Trotz zahlreicher Vorlagen seitens der Regierung Mitsotakis – Überwachung von Politikern und Journalisten, Zugkatastrophe mit 57 Toten, unkontrollierte Waldbrände und Überschwemmungen – haben es linke Kräfte nicht geschafft, bei den Wahlen zu profitieren. Die Chancen dazu werden weiter ungenutzt bleiben, wenn sie sich nicht zusammenschließen. Doch schon bei der Parlamentswahl im Vorsommer konnten sich Syriza und die sozialdemokratische Pasok nicht auf einen gemeinsamen Kurs einigen – die kommunistische Partei Griechenlands KKE schon gar nicht.

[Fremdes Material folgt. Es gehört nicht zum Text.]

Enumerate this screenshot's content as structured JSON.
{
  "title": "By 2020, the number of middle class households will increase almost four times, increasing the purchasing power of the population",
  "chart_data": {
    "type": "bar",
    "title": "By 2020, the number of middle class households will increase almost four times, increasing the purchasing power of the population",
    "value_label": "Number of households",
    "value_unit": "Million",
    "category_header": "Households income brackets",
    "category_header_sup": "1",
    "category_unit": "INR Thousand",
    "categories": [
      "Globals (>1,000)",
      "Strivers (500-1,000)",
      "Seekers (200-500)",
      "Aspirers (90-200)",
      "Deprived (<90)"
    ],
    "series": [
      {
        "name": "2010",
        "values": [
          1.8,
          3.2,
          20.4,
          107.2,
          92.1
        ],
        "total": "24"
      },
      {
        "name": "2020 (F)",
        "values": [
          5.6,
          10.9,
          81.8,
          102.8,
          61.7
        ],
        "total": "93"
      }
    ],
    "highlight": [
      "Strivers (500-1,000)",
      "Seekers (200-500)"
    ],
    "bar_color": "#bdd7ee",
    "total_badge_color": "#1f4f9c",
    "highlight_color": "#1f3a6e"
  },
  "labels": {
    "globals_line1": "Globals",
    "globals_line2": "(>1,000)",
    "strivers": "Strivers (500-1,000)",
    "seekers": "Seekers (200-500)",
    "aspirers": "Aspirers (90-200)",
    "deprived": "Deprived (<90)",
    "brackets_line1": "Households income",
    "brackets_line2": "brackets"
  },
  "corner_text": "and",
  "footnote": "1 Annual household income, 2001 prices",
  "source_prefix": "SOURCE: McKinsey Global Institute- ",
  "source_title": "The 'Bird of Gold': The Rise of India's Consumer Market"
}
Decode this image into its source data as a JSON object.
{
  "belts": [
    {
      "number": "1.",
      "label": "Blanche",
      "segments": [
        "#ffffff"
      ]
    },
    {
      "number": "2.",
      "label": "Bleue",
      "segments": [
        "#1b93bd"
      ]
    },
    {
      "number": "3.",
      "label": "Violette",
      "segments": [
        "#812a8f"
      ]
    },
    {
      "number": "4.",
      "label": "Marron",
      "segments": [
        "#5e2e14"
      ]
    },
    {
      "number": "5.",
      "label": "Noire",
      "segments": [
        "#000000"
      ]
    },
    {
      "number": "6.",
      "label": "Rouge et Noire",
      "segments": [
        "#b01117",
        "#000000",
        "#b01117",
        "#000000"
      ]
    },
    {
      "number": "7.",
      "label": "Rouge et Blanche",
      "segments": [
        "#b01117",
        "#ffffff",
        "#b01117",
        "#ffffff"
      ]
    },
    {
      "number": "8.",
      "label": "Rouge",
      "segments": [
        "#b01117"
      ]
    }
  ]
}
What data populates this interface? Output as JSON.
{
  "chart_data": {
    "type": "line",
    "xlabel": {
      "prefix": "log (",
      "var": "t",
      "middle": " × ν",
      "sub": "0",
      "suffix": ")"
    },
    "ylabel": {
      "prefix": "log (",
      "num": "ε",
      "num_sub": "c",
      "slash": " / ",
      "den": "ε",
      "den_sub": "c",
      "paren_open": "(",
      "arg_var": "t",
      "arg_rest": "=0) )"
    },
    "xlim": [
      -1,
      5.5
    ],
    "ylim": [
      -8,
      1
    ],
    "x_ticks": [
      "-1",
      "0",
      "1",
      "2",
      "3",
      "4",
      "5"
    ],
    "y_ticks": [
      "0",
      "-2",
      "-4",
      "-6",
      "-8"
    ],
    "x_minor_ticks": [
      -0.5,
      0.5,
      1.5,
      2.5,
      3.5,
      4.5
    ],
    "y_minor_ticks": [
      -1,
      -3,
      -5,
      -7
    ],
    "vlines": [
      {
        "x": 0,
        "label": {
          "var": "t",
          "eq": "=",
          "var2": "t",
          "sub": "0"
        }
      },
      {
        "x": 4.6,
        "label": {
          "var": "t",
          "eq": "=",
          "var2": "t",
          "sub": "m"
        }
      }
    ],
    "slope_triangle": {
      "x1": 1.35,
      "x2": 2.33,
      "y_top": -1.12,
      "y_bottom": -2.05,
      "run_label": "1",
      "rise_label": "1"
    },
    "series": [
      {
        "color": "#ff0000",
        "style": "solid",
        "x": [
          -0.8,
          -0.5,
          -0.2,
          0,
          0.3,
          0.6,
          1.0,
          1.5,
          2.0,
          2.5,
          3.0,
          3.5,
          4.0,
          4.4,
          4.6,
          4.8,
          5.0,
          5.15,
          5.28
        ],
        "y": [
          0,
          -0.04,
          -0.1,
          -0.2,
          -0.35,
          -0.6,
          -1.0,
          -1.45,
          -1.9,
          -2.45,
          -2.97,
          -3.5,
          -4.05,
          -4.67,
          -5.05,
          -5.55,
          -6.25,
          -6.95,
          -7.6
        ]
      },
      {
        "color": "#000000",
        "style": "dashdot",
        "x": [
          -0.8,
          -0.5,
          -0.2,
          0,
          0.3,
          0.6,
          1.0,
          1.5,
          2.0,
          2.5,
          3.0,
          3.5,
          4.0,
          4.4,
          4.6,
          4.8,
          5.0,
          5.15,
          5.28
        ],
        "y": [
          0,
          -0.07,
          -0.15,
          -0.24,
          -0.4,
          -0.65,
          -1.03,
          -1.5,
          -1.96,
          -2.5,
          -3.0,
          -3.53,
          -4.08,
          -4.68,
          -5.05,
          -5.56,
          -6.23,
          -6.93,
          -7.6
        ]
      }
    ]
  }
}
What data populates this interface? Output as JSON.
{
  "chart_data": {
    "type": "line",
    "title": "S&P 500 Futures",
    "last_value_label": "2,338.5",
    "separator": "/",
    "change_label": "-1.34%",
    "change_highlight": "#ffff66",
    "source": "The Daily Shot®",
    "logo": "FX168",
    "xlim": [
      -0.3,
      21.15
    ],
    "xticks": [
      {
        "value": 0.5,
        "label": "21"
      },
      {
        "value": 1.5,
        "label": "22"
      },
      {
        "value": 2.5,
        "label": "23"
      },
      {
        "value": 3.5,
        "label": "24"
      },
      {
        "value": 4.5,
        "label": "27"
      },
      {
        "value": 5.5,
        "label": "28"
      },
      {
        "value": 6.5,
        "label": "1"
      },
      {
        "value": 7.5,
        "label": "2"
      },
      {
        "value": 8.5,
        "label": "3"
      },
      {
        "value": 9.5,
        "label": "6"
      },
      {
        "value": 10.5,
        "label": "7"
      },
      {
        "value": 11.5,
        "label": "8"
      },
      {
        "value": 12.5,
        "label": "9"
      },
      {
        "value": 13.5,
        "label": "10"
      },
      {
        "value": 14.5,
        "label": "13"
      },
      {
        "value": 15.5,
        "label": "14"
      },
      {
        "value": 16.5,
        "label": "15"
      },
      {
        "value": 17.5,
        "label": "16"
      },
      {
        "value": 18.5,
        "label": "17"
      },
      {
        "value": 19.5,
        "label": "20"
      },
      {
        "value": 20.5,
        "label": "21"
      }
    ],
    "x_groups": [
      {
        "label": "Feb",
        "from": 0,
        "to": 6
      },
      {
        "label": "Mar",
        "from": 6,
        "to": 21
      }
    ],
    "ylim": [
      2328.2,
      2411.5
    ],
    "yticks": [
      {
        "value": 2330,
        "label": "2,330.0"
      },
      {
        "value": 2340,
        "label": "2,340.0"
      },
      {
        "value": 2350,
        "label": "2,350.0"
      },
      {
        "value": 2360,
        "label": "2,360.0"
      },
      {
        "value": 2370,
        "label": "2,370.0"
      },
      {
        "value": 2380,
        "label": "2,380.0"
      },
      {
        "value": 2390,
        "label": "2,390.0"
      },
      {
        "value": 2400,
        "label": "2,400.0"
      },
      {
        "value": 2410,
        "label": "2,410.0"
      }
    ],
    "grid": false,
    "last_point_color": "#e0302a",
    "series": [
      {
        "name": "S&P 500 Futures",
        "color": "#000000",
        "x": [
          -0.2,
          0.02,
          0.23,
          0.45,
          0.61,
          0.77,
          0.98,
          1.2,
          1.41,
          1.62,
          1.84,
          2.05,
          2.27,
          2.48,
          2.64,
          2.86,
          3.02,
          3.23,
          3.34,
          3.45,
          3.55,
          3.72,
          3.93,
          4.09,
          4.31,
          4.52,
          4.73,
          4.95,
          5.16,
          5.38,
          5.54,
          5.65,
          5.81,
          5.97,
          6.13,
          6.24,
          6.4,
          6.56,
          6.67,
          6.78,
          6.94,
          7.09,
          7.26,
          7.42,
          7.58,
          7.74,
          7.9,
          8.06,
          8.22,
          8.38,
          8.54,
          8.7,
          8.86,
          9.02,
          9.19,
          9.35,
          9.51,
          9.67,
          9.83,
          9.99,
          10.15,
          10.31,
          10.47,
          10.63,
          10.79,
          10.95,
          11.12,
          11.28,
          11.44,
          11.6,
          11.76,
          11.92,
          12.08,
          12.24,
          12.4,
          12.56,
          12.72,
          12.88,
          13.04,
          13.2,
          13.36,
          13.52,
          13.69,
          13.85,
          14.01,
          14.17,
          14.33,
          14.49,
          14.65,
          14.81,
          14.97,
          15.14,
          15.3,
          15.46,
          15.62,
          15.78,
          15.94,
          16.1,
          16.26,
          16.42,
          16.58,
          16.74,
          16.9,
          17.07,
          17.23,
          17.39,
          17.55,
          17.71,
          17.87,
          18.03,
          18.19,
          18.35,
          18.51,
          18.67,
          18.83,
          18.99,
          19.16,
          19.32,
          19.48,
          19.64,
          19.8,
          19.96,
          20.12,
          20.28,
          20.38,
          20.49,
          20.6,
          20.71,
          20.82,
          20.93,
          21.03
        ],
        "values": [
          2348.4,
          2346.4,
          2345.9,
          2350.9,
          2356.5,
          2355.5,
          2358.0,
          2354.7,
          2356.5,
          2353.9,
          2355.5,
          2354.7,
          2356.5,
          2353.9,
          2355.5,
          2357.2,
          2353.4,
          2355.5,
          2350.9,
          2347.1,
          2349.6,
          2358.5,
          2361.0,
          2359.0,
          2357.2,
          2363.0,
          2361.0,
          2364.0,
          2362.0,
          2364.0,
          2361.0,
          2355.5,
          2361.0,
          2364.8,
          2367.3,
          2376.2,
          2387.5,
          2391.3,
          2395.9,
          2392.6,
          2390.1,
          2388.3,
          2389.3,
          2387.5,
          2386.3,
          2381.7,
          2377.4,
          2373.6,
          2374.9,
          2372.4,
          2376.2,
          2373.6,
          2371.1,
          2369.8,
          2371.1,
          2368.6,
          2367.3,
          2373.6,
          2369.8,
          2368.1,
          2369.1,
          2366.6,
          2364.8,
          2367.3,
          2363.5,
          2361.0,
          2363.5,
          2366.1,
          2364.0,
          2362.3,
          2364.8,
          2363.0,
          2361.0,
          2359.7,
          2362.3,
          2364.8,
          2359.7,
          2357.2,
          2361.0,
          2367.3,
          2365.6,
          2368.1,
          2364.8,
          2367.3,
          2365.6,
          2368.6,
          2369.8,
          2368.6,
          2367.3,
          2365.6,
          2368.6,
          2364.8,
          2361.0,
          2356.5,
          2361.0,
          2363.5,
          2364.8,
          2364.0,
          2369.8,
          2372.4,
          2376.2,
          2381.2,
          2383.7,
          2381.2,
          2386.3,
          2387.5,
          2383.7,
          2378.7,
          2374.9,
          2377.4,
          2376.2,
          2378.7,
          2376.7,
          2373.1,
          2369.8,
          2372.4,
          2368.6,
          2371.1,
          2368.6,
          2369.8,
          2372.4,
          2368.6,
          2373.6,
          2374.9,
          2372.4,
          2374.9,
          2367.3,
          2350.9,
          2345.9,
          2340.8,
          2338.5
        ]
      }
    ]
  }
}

Im Hinblick auf die Europawahlen sieht es noch trüber aus: Syriza hat sich aufgrund eines Führungsstreits gespalten. Aber das neue Nebenprodukt – die Neue Linke – scheint nach den Umfragen den Einzug ins EU-Parlament knapp zu verpassen. Gleiches gilt für den Kurs der Freiheit von Zoe Konstantopoulou und die Partei von Yannis Varoufakis Mera25, die schon nicht mehr im nationalen Parlament vertreten ist.

Überraschungen bleiben möglich

Für einen Sitz im Europaparlament müssen griechische Parteien mindestens drei Prozent der Stimmen erreichen. Es kann also noch die eine oder andere Überraschung geben. Etwa, dass die neue linksliberale Parteie Kosmos des Ex-Syriza-Europaabgeordneten Petros Kokkalis oder die zentristischen Demokraten von Andreas Loverdos einen Sitz erringen.

Am rechten Rand tummeln sich mehrere Parteien. Die populistische und euroskeptische Partei Griechische Lösung, die nationalistische Niki (Sieg) und die faktische Nachfolgerin der verbotenen Neonazipartei Goldene Morgenröte, Die Spartaner, buhlen um Stimmen. Allesamt sind sie im griechischen Parlament vertreten.

Mitsotakis überragt das Feld und hat unerwartete Schritte vollzogen. Gegen innerparteilichen Widerstand wurde die gleichgeschlechtliche Ehe legalisiert. Dennoch bleibt die Gesellschaft in Aufruhr. Aktuell gibt es Auseinandersetzungen um ein neues Bildungsgesetz, das Privatuniversitäten ermöglichen soll. Woche für Woche gehen Tausende Studierende auf die Straßen. Auch Griechenlands Landwirte machen mit Protesten auf ihre Lage aufmerksam. Und am 28. Februar haben zum Jahrestag der großen Zugkatastrophe von Tempi Zehntausende für Aufklärung demonstriert.

Immer wieder betont Syriza-Chef Kasselakis, dass die Linke sich zu sehr mit sich selbst beschäftigt, statt die Probleme der Gesellschaft anzugehen. Daran dürfte sich bis zur Europawahl nichts ändern.